Oireachtas Joint and Select Committees

Thursday, 4 July 2019

Joint Oireachtas Committee on Housing, Planning and Local Government

Housing for People with a Disability: Discussion

Mr. Tony Cunningham:

On the grants scheme, I have a copy of the pre-budget submission that the Irish Wheelchair Association submitted for this year. One item relates directly to the housing adaptation grant. I just noticed yesterday that the fourth report on the implementation of the national housing strategy for people with disabilities cites expenditure on the grants as €60 million. While that sounds enormous, it actually averaged out at about €6,000 per person. A practical example of that is when the needs of one of our own tenants changed. She had a profound physical disability and applied for the grant because she needed an extra bedroom built onto a small, one bedroom house. After tendering and going out for a number of prices, the cost to complete the extension - an en suite bedroom and a bit of reconfiguration - was €63,000. The maximum grant was €30,000. Fortunately in that case, the person contributed the other €30,000 which luckily came to her at that point in time. That is my understanding. Otherwise, it would not have gone ahead. That is a typical example.
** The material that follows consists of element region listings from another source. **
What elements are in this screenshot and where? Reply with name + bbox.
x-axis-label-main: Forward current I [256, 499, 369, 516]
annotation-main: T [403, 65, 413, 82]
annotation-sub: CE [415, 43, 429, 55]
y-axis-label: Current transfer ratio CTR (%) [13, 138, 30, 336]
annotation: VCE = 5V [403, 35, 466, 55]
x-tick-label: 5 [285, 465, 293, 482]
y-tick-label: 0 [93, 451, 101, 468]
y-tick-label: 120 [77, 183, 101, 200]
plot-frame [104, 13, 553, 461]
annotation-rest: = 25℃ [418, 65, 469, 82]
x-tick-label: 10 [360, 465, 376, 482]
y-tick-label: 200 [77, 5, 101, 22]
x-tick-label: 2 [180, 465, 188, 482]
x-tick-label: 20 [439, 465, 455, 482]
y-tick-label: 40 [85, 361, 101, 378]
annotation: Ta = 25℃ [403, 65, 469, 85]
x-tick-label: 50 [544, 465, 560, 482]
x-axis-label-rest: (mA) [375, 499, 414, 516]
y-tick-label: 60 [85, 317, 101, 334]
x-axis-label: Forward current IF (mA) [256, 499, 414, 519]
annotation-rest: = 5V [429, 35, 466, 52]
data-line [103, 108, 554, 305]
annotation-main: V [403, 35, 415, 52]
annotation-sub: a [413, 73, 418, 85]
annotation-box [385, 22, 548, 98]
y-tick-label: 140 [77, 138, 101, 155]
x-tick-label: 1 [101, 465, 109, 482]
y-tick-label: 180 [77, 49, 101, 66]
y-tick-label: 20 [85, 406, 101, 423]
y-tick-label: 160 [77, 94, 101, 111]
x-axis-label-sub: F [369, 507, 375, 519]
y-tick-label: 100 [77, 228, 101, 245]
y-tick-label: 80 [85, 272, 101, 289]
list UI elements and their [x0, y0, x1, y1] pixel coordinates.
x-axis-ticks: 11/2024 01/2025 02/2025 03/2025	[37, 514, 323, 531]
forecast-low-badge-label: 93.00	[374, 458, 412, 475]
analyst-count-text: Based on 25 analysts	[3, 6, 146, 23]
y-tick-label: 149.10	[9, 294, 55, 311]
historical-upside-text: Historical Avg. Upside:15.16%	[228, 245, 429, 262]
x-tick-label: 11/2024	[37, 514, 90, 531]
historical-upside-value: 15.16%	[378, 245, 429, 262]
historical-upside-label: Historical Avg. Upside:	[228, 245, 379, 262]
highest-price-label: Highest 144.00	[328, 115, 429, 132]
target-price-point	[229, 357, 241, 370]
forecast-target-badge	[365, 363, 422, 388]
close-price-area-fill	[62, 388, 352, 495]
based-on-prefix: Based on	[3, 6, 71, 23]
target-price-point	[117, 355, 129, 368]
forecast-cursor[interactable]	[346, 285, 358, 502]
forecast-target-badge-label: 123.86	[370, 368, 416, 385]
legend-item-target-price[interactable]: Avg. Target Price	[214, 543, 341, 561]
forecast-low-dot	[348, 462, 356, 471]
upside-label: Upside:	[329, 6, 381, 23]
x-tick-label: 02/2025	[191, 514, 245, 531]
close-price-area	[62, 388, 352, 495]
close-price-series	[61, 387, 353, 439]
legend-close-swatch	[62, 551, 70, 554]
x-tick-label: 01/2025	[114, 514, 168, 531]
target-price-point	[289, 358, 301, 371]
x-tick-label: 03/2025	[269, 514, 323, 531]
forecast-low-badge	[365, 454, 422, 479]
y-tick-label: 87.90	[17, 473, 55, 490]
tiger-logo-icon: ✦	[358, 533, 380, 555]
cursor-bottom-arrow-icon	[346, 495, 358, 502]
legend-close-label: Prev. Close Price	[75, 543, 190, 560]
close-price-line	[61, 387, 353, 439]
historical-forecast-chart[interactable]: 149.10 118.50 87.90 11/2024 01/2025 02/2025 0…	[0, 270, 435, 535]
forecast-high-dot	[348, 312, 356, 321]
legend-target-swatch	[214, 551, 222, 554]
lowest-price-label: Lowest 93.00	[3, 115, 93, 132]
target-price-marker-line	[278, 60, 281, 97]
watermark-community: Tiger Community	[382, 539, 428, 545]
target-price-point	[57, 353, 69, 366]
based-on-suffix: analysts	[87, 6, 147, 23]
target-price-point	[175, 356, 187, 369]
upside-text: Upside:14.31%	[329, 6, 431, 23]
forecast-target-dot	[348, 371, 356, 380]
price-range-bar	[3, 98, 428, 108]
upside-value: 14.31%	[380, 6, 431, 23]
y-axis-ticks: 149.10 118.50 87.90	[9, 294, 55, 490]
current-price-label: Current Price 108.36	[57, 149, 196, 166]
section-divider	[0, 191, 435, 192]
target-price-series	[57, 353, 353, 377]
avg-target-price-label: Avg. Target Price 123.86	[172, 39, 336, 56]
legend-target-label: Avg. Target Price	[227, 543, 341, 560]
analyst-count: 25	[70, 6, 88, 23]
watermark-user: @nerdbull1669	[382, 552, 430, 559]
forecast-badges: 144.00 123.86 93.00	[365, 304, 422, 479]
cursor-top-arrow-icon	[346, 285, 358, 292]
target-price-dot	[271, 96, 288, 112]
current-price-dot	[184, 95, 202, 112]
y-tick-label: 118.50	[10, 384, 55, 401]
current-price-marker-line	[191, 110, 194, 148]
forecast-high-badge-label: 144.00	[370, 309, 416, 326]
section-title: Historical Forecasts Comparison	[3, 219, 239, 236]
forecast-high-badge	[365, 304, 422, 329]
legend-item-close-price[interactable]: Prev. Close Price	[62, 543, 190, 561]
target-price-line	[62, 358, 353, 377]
The grant is a figure that somebody set and stood back from. It does not deal with the reality of life, the economy or the increasing costs that have been referred to again and again. It is wonderful for the small adaptations in a house but for more substantial work, there needs to be serious consideration given to it. The flexibility should be given to the local authorities to deal with it. Expenditure is needed and the grant creates savings elsewhere. These adaptations cut back on the requirement for personal assistance if someone has a house that meets their needs. For example, someone could have a ceiling tracking hoist which would mean they would only need one personal assistant, PA, to support them as opposed to two. It is a complex set-up. It is a figures game but somebody has just turned the other way and is not looking at it. How long are we going to continue with expenditure of €60 million on the housing adaptation grant and not build houses that are wheelchair accessible in the first place? A high degree of universal design could allow for simple adaptations over time. If we look at sustainable communities, if we do some long-term planning and design these houses to a degree of specification, over time we will be reducing the requirement for the housing adaptation grant.

I was asked about what Departments come into play. The obvious one is the Department of Health in terms of the funding of PAs and the protocols and all that. The Department of Public Expenditure and Reform holds the purse strings. Everyone needs to talk and realise there are verified costs here so that it is not a battle every time we go back to something. The Department of Transport, Tourism and Sport was referred to earlier. Going back to our pre-budget submission, personal assistants, housing and transport are obvious ones and I am sure there are others we can bring into the loop.

The Senator referred to 1,300 people inappropriately placed in nursing homes. I referred to that earlier. I would be encouraging that the unmet need for housing be recorded in order that we get a full picture. Some local authorities are resisting a call from people to register their housing need to plan for the next five years or whatever, because they have such numbers as they are they do not want it to grow. The Government does not want to see the numbers grow, it wants to see them coming down. There is a lot of need there, including among people in nursing homes. Many others are sleeping on couches or living in family homes with siblings, elderly parents and so on. It is only a snapshot of a bigger number. Going back to the housing design issue, there is room for creativity in terms of the models of housing. There are many models that could lie in between that of a two-bed house with one person living in it with their PA, and that of a nursing home with 50 or 100 bedrooms. For example, we could have two houses sharing a PA room so they can share the one PA at night on whom they can call. There could be three or four houses sharing a PA room. Instead of four separate PAs in four separate locations, or a nursing home, there could be a facility designed and funded and provided with assistive technology, which we have not mentioned today. A short-term outlay would have long-term savings for the Exchequer. There is a lot of creativity that can be brought into that loop to bring people out of nursing homes into set-ups that support them socially, emotionally and physically within a nice environment.